"It's all a mistake!" he called. "Come out o' the wet and stop your foolishness. If ye try to do any more fightin', I'll set Delhi onto you ag'in."

The Dutchman labored ashore with his stick and his bundle, and the Chinaman followed with his buckets.

"What do you s'pose Motor Matt would think of this, Ping?" went on the mahout. "If he——"

But what the mahout was intending to say was lost in a roar of amazement and delight from the Dutchman.

"Vat's dot? Modor Matt? Vere he iss, anyvay? Say, I vas his bard, und I peen looking for him efery blace, longer as I can dell. Shpeak, vonce! Vere iss Modor Matt?"

"China boy Motol Matt's pard," spoke up the dripping Ping. "My workee fo' Motol Matt; Dutchy boy no workee."

"Py shiminy, I dell you some more dot I peen Carl Pretzel," shouted the Dutchman, "und dot I vas looking for der show, und ditn't know I vould findt Modor Matt at der same dime. Vere iss he, misder?" and Carl appealed anxiously to the mahout.

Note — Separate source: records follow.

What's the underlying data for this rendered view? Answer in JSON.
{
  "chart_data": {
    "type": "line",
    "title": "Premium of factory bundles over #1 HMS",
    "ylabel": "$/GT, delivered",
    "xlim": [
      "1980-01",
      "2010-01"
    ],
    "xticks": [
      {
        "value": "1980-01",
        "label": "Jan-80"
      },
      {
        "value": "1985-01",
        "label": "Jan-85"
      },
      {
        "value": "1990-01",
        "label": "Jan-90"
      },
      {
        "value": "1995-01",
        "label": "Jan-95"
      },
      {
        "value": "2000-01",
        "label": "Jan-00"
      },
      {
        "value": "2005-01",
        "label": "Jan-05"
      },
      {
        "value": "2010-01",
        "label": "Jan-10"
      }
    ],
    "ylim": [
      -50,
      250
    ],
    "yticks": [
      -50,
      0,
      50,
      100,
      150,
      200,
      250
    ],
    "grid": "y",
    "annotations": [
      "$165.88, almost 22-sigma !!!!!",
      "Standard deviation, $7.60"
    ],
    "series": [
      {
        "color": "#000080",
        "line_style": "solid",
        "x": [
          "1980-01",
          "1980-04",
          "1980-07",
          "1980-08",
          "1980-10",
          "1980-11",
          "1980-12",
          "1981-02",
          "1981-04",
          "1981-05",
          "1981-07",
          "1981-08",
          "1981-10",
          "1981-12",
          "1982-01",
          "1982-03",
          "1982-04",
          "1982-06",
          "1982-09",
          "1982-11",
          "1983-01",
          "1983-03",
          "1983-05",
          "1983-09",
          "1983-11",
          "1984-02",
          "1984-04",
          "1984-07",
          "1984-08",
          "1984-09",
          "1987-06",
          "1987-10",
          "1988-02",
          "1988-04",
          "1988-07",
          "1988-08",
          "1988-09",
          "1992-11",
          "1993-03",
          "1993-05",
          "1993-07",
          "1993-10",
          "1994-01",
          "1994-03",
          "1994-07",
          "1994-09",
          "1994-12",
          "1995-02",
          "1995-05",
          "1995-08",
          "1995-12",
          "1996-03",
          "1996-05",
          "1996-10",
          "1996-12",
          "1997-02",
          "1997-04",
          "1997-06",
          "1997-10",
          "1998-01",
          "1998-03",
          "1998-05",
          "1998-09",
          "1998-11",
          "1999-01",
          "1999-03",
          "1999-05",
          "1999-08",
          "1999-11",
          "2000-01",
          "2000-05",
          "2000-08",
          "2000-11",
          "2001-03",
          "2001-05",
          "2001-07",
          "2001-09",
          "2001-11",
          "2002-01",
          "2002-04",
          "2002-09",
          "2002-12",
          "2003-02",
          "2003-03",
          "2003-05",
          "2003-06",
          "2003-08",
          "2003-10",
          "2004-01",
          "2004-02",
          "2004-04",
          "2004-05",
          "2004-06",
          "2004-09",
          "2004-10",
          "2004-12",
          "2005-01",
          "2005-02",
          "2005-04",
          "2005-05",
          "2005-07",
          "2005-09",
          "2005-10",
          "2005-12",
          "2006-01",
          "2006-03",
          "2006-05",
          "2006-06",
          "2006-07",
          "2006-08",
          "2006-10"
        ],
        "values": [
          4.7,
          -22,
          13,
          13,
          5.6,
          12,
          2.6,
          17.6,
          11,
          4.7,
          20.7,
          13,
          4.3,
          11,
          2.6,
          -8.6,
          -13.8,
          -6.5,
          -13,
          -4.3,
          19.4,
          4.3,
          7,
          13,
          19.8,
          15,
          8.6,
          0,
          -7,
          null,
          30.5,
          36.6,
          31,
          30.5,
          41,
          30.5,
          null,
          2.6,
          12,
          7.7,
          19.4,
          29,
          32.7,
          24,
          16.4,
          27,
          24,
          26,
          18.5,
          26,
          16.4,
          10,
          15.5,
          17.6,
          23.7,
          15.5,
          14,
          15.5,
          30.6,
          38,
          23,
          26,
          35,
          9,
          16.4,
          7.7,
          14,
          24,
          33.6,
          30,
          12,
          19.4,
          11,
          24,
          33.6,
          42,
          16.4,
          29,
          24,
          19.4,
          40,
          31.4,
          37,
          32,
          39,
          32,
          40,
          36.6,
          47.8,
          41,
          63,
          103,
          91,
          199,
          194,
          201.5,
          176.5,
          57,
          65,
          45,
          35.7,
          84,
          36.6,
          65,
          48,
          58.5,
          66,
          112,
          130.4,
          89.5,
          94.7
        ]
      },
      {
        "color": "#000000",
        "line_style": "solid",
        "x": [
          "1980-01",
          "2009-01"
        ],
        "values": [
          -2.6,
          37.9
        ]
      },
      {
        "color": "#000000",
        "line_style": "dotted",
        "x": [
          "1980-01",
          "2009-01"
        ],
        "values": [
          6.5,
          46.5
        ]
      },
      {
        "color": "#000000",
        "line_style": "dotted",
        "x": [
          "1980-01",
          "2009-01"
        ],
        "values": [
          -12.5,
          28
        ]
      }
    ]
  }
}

"He's travelin' with the show, youngster," answered the mahout, "an' doin' a flyin'-machine stunt twice a day. If ye want to find him, hike for the show grounds."

Without paying any further attention to Ping or the elephants, Carl gathered in his cap—which lay at the water's edge, and was the only thing belonging to him that was not dripping wet—and laid a rapid course for the top of the bank.

Ping, filling the pails, started after Carl, worrying not a little over this new pard of Motor Matt's who had appeared so unexpectedly on the scene.